Ernaux, apesar de ter cedido inicialmente à pressão do seu novo mundo, não cortou as raízes familiares e o seu livro torna-se especialmente comovente quando descreve como acompanhou a mãe durante a demência: “As pessoas que a tinham conhecido escreviam-me, “ela não merece isto”, achavam preferível que a “libertassem” depressa. Talvez, um dia, toda a sociedade seja da mesma opinião.”

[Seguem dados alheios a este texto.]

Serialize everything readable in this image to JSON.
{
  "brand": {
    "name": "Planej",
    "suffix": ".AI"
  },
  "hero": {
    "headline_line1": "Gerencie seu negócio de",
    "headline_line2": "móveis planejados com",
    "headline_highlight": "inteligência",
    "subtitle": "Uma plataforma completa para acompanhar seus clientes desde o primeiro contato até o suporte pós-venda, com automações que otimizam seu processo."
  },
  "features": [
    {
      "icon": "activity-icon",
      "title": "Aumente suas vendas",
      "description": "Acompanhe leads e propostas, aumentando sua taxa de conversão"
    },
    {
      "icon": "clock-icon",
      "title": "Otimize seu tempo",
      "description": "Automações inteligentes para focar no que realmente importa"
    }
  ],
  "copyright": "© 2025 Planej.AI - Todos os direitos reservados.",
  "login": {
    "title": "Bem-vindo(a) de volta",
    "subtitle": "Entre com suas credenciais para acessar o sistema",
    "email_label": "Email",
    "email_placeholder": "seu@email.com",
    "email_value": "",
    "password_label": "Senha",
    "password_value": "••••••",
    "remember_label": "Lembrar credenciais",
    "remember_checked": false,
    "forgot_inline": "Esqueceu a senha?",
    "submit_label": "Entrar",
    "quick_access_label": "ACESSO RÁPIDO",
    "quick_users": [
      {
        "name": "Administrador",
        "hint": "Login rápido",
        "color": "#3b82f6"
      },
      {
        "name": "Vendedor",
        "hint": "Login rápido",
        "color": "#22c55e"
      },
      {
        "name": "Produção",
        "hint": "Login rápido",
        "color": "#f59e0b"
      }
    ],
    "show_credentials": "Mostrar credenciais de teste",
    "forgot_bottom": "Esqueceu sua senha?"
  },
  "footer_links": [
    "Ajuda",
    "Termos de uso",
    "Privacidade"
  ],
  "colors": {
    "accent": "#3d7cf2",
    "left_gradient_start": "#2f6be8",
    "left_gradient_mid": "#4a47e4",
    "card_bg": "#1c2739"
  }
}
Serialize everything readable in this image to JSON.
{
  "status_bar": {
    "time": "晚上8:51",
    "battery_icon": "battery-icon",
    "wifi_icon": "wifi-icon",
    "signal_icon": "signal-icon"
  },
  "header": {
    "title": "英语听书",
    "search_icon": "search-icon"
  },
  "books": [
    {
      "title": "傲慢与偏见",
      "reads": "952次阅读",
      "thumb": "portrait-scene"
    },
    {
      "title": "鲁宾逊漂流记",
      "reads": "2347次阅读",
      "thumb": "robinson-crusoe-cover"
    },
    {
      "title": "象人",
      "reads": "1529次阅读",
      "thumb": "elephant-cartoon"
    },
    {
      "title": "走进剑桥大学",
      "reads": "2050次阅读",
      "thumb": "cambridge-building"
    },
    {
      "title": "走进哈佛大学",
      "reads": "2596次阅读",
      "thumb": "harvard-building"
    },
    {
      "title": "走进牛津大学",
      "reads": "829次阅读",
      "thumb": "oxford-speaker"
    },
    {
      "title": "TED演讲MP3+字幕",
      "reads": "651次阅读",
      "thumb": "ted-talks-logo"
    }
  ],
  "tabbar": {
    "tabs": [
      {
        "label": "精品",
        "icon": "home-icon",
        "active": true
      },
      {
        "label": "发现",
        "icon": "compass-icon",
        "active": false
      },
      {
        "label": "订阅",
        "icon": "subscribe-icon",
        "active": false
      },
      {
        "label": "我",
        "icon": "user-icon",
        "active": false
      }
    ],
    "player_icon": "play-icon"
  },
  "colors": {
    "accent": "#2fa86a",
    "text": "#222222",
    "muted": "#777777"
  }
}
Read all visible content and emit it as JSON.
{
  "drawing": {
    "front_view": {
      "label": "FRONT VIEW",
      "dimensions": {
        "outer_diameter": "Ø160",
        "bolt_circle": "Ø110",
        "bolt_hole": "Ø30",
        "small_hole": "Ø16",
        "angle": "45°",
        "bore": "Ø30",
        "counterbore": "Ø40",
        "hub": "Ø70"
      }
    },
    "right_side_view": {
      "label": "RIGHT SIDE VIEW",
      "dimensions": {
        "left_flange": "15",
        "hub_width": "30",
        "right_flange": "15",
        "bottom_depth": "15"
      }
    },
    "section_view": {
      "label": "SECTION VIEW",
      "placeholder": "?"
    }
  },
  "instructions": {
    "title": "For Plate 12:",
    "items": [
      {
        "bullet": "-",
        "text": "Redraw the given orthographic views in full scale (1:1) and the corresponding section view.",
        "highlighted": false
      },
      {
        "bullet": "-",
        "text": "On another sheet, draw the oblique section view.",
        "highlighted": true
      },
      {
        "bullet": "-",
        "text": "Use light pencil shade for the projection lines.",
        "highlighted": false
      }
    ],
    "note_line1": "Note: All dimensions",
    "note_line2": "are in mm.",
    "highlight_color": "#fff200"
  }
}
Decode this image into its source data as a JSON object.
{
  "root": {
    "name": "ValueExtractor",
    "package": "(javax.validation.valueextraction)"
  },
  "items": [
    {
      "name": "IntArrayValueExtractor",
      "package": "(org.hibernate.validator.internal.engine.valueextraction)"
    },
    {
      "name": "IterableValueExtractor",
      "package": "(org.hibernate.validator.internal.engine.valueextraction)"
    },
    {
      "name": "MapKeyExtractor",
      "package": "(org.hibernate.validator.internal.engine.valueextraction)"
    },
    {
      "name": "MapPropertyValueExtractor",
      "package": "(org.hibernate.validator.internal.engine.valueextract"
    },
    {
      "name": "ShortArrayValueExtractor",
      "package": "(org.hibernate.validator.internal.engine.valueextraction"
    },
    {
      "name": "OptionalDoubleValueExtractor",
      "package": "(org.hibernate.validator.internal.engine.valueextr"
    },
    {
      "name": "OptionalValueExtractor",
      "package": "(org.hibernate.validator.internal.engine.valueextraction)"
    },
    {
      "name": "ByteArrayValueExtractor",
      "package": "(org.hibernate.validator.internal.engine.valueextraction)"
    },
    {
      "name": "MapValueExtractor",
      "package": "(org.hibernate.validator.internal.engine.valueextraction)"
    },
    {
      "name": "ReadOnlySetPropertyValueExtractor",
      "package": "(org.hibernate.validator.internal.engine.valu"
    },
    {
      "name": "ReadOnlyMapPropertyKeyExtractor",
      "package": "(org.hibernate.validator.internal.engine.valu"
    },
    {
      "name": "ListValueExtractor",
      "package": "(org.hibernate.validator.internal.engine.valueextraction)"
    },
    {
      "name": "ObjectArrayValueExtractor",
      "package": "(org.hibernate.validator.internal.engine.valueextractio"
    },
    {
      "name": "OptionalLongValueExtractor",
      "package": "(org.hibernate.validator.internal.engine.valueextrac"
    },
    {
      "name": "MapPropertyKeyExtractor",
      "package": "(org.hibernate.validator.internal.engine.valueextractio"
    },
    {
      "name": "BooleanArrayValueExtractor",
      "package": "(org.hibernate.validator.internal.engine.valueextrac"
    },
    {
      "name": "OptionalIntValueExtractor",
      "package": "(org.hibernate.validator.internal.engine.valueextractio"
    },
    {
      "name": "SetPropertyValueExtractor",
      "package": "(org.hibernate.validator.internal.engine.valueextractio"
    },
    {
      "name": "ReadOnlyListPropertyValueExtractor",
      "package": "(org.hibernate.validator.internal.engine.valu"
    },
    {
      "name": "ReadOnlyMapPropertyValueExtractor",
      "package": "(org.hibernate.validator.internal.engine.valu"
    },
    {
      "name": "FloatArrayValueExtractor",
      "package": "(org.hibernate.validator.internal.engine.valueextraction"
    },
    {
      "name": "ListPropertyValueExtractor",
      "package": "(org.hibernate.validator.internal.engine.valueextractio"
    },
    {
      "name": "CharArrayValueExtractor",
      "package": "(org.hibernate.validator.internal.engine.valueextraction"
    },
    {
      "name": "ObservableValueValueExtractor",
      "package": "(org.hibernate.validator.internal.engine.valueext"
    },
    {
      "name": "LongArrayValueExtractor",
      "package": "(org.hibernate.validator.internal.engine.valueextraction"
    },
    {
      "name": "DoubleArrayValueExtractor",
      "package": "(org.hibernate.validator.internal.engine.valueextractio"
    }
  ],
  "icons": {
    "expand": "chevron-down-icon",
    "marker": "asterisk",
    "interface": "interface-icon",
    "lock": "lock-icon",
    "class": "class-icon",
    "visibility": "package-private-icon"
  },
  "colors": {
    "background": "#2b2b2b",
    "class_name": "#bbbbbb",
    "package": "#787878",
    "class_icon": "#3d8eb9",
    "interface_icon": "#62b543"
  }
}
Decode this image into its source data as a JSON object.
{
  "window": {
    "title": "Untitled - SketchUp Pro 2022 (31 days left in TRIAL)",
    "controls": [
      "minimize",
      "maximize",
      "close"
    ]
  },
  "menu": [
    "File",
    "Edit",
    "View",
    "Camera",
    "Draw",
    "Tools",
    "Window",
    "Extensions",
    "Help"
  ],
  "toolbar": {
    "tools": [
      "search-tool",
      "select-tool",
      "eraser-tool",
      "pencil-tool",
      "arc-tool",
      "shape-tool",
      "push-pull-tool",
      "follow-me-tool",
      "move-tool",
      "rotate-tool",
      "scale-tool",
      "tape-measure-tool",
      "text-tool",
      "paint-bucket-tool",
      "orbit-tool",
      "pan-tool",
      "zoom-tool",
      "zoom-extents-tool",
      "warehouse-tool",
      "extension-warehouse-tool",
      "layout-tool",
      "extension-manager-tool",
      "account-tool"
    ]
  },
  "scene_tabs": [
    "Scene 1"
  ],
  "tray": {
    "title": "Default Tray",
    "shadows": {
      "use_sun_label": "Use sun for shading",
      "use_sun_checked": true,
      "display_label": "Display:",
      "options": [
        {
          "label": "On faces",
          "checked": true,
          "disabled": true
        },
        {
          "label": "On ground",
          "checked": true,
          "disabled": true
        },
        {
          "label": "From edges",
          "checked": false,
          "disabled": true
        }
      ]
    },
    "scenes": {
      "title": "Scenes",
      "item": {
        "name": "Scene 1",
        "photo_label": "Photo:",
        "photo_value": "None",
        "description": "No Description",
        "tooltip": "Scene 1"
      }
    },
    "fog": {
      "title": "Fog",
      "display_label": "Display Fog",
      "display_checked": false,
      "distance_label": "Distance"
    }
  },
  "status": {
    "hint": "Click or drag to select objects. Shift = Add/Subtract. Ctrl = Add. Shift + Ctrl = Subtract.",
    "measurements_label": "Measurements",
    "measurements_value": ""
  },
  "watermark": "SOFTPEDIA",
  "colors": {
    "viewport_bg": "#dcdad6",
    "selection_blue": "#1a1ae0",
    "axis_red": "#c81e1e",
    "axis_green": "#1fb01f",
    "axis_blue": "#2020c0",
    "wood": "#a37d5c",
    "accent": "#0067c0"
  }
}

PS: Um dos nomes mais relevantes do feminismo contemporâneo é o de Camille Paglia, que tem sido uma voz muito polémica contra as novas vagas de ativismo marcadas por vitimização e limitações à liberdade de expressão. Na sua coletânea de textos Mulheres livres, homens livres, Paglia debruça-se sobre muitos dos tópicos atuais e apresenta uma análise particularmente interessante sobre como as alterações sociais do último século afetaram a mulher e justificam os seus descontentamentos.